Nearly 200 Raleigh community residents joined elected officials and law enforcement officers to devise crime-fighting strategies Monday (Aug. 22) evening.
“There are more than 70,000 Raleigh residents,” said state Rep. Antonio Parkinson (D-Memphis). “Those who are committing violent crime are just a minute part of the community. There are so many more of us than there are of them. We have the power to take back control of our neighborhoods.”
The town hall meeting, called by City Councilwoman Rhonda Logan, took place as Raleigh has been the scene of several homicides in the recent weeks. Those slayings include the fatal shooting of popular Whitehaven community advocate Dr. Yvonne Nelson on Aug. 13.
Tifanee Wright, 33, sought on a second-degree murder warrant for the slaying, was arrested Tuesday (Aug. 23) by U.S. Marshals Two Rivers Violent Fugitive Task Force. Police said Nelson was slain during an argument over money.
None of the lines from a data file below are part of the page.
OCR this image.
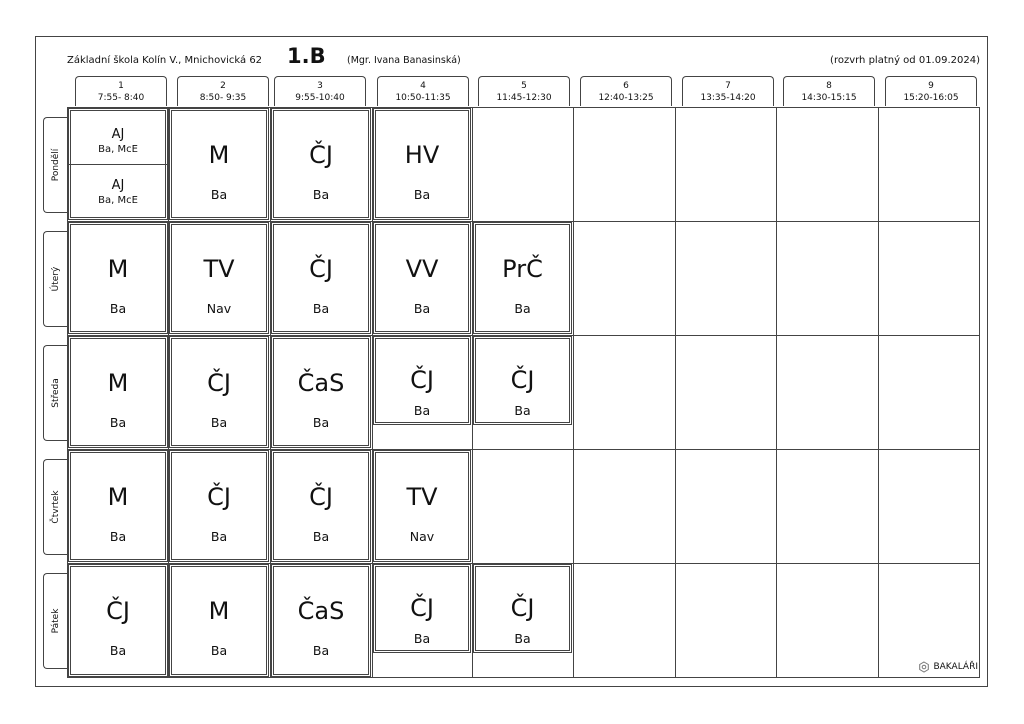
Základní škola Kolín V., Mnichovická 62 1.B (Mgr. Ivana Banasinská)	(rozvrh platný od 01.09.2024)
1
7:55- 8:40
2
8:50- 9:35
3
9:55-10:40
4
10:50-11:35
5
11:45-12:30
6
12:40-13:25
7
13:35-14:20
8
14:30-15:15
9
15:20-16:05
Pondělí
Úterý
Středa
Čtvrtek
Pátek
AJ
Ba, McE
AJ
Ba, McE
M
Ba
ČJ
Ba
HV
Ba
M
Ba
TV
Nav
ČJ
Ba
VV
Ba
PrČ
Ba
M
Ba
ČJ
Ba
ČaS
Ba
ČJ
Ba
ČJ
Ba
M
Ba
ČJ
Ba
ČJ
Ba
TV
Nav
ČJ
Ba
M
Ba
ČaS
Ba
ČJ
Ba
ČJ
Ba
BAKALÁŘI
Logan called the meeting with constituents to push back on the string of violence crimes being committed by minors.
“There are things we can do to fight back against the rising tide of youth crime,” said Logan. “We refuse to be held hostage in our own homes and in our communities.
“The problem comes down to parenting. If parents refuse to do their job, we will hold them accountable for what their children do,” Logan said.
A panel of officials and law enforcement officers cited strong enforcement of curfews that already are in place, holding parents accountable for their children, and reporting truancy, loitering and other lawless acts by youth during school hours and later will be effective in the short-term.
“We’ve got to take action now,” said Parkinson. “Juveniles are committing violent car jackings, shooting guns up and down the street, and pulling guns on people for cash.
“We’ll hold parents accountable, along with those minors. The loss of state aid is one major consequence we are looking at. There would be no assistance in households where parents aren’t doing their job,” Parkinson said
Loitering and nuisance ordinances are already in place. Logan encouraged residents to report loitering in front of stores and other businesses, as well as truancy when a child is seen on the street during school hours.
“Certain locations where criminal acts continue to happen can be closed, declared a nuisance,” said Logan.
Memphis Police Deputy Chief Paul Wright said violent crime is not just a police issue.
“They are community issues. And the only way to solve them is by working together. Trying to lock everybody up is not going to work. It has not worked. We need good programs, mentoring, and raising accountability,” Wright said.
Raleigh residents expressed approval of stronger enforcement of curfews, truancy laws, loitering ordinances, concurring that it is time for action.
Charles Braden said seniors in certain areas of Raleigh are now afraid to come out in the evening because of what “some of these young boys are doing.”
He continued, “I’m a senior myself, and it’s just a shame the way these young boys are just roaming the streets. They are up to no good. I think they are just walking around looking for somebody to rob. Life is really no value to them. Some of them will shoot you just as soon as look at you. I’ve never seen crime this bad.”
Logan said more patrols are needed in Raleigh, and that the possibility of having more Tennessee Highway Patrol troopers assist Memphis police will be explored.
A letter will be sent to Homeland Security regarding the matter. However, Logan said Memphis Mayor Jim Strickland already has requested that THP assist in patrolling Memphis interstates.
Logan said more patrols in Raleigh would prevent people from coming in and committing crimes and then immediately getting out of the area.
The Memphis City Council will ask MPD to begin strongly enforcing city curfews. Monday through Thursday, minors 16 and under should be in by 10 p.m. Youth 17 and 18 should be in by 11 p.m.
Friday through Sunday, curfew is one hour later for each group.
“I’ve been saying the same thing for the longest,” said Betty Jamerson. “If we start putting some neglect charges on these parents, I bet they’ll care where their children are after curfew. I believe the threat of losing state aid will get their attention, too. But if paying fines and seeing jail time are possibilities, I know we’ll see some changes for the better.”
An anonymous tip line will be created to report crime, truancy, and loitering in Raleigh, Logan said.